- Greenwashing challenges target company ESG reporting
- Companies must prove their pledges are followed, lawyers say
Lawyers warn that pressure is mounting on companies to “walk the walk” on sustainability commitments and investing, in order to stay on top of a growing trend of greenwashing accusations from environmental groups and investors.
Greenwashing challenges in courts and at the SEC continue to pour in from advocates and investors targeting what they claim are false representations of corporate commitments to environmentalism and climate-friendly practices. Environmental, social, and governance, or ESG, issues are becoming an integral part of the legal trend.
But Shell joins a growing list of companies such as
“If you’re going to make certain statements and commitments in the ESG space, you need to be taking measurable action toward achieving those,” Allison Wood, McGuireWoods partner and chair of the firm’s ESG taskforce, told Bloomberg Law. “You can’t just say niceties for the sake of niceties, that won’t work.”
Many of the boundaries of the ESG landscape are still being measured, from how companies’ commitments are rated to federal regulation, creating a lot of uncertainty and pressure.
“All of it is still pretty nebulous,” Wood said. “I can think of a lot of different ways the pressure is coming—it’s coming from shareholders, it’s coming from boards of directors, it’s coming from employees.”
‘Intensified’ Battles
Between new rules for mandated disclosures and increased shareholder examination, ESG litigation risk is “intensified,” according to a 2022 report from ESG insights and data company Sustainable Fitch.
Securities lawsuits focused on ESG are part of a broader climate change legal landscape of more than 2,000 lawsuits worldwide, as tracked by the Grantham Research Institute on Climate Change and the Environment.
The US is one of the most litigious countries in the world when it comes to climate and environmental cases generally, but securities laws make the US a particularly fertile ground for investor-led suits, the Sustainable Fitch report said.
“The primary risks to issuers facing ESG litigation may not be financial, but reputational and operational,” Sustainable Fitch analyst Nneka Chike-Obi wrote. “A judgement in the plaintiff’s favour could mean costly changes to business-as-usual for a company.”
Corporate entities will continue to come under fire over big commitments like emissions reductions if advocates don’t see them moving the dial on their stated goals. Companies can face greenwashing scrutiny—through ESG and beyond—on a number of different levels, including administrative complaints, investor-led litigation, product liability lawsuits, and consumer protection cases.
Any kind of sustainable commitment is open to scrutiny. Advertisements, emissions reduction commitments, and product packaging have all made their way to judges and government officials.

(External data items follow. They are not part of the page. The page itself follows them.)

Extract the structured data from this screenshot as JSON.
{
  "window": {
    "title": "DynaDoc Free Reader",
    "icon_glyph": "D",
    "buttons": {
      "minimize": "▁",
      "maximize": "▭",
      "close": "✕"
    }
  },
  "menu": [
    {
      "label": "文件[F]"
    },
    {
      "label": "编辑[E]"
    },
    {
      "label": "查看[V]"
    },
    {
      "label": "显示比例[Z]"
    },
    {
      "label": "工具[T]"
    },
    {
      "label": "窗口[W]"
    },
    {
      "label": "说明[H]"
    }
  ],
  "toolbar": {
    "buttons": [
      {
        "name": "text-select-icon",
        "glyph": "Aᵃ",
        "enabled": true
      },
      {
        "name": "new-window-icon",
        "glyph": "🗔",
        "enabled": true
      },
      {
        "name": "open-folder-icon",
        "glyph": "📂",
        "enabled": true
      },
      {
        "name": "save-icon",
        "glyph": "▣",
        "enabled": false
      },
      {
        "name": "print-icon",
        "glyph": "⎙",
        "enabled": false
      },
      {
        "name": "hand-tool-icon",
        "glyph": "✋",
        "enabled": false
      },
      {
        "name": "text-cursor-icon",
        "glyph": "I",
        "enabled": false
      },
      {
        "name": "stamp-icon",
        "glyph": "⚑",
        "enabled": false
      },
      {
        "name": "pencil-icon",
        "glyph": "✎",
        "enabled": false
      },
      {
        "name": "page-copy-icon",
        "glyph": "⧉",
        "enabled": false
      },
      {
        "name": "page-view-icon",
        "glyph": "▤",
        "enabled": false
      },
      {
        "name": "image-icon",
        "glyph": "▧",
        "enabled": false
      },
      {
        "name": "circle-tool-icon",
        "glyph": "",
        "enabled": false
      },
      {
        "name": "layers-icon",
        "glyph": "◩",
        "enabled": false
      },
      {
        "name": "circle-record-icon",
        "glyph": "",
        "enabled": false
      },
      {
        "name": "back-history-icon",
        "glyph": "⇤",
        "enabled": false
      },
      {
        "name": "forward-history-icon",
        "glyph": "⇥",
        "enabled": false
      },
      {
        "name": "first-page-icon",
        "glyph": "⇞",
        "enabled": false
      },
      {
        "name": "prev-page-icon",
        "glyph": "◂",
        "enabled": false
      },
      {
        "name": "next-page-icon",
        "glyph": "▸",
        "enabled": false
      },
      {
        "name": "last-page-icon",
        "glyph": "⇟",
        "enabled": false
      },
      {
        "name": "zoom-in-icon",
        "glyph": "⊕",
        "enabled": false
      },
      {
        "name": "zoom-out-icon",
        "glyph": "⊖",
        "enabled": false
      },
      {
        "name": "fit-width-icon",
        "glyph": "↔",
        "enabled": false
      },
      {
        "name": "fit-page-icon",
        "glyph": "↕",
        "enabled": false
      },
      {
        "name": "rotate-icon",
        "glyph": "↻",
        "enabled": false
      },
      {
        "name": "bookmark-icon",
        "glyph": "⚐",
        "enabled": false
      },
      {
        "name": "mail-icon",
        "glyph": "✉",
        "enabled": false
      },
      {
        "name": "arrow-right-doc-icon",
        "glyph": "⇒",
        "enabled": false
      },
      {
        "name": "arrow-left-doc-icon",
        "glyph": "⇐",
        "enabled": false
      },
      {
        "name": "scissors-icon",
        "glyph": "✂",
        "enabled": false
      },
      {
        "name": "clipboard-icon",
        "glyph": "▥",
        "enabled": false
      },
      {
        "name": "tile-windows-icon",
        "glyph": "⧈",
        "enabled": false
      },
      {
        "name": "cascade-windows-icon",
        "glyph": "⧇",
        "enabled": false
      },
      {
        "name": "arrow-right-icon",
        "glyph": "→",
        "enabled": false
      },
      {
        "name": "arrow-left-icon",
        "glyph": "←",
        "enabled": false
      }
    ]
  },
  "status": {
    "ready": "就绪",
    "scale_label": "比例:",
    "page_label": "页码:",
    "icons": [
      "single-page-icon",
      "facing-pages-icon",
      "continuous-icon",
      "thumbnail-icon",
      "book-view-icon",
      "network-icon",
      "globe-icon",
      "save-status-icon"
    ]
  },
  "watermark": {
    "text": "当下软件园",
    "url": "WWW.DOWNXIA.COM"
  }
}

The Global Witness complaint against Shell at the SEC alleges that the company “has materially misstated its financial commitment to renewable sources of energy by inflating the content of its new ‘Renewables and Energy Solutions’ (‘RES’) reporting segment with fossil fuel activities.”

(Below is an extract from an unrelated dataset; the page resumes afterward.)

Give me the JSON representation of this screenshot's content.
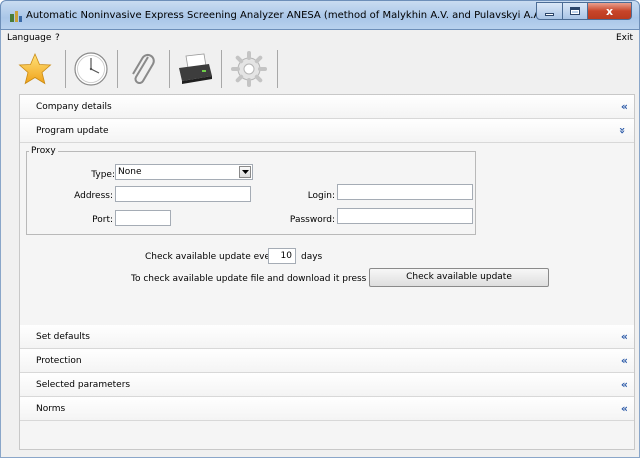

FIFA is facing multiple complaints at a Belgian advertising ethics panel over claims that painting the 2022 World Cup in Qatar as “carbon neutral” was deceptive.
A district court in Maryland is hearing a securities class action against a wood pellet production company over the “textbook greenwashing” of its procurement practices.
“These lawsuits are another example of how investors and other stakeholders are holding the most notorious polluters responsible for their role in creating climate change,” Leslie Samuelrich, president of Green Century Funds, said in a statement. They’ve “abdicated their promises and responsibility to transition to a cleaner economy.”
‘Best Mechanism’
ESG ratings based on public information—like news stories and self-reporting to regulatory bodies— aren’t always a good judge of what is actually happening within a company, according to Florian Berg, a researcher at the Massachusetts Institute of Technology who focuses on ESG.
“That’s why it’s hard to tell how much greenwashing there is, generally,” Berg noted. “Being sued, actually, seems to be probably the best mechanism to make sure that they really report honestly.”
Self-reporting won’t be enough to save companies from greenwashing scrutiny, according to Soudip Roy Chowdhury, founder and CEO of sustainable manufacturing technology company Eugenie. Detailing how reduction plans will be accomplished is part of the growing responsibility, he said.
Companies need to make plans publicly available to investors and use transparent accounting software to measure goals and successes, Chowdhury said.
“This is difficult, this is not in practice today, and because of this transparency, companies are figuring out how do they delay this process from happening,” Chowdhury said.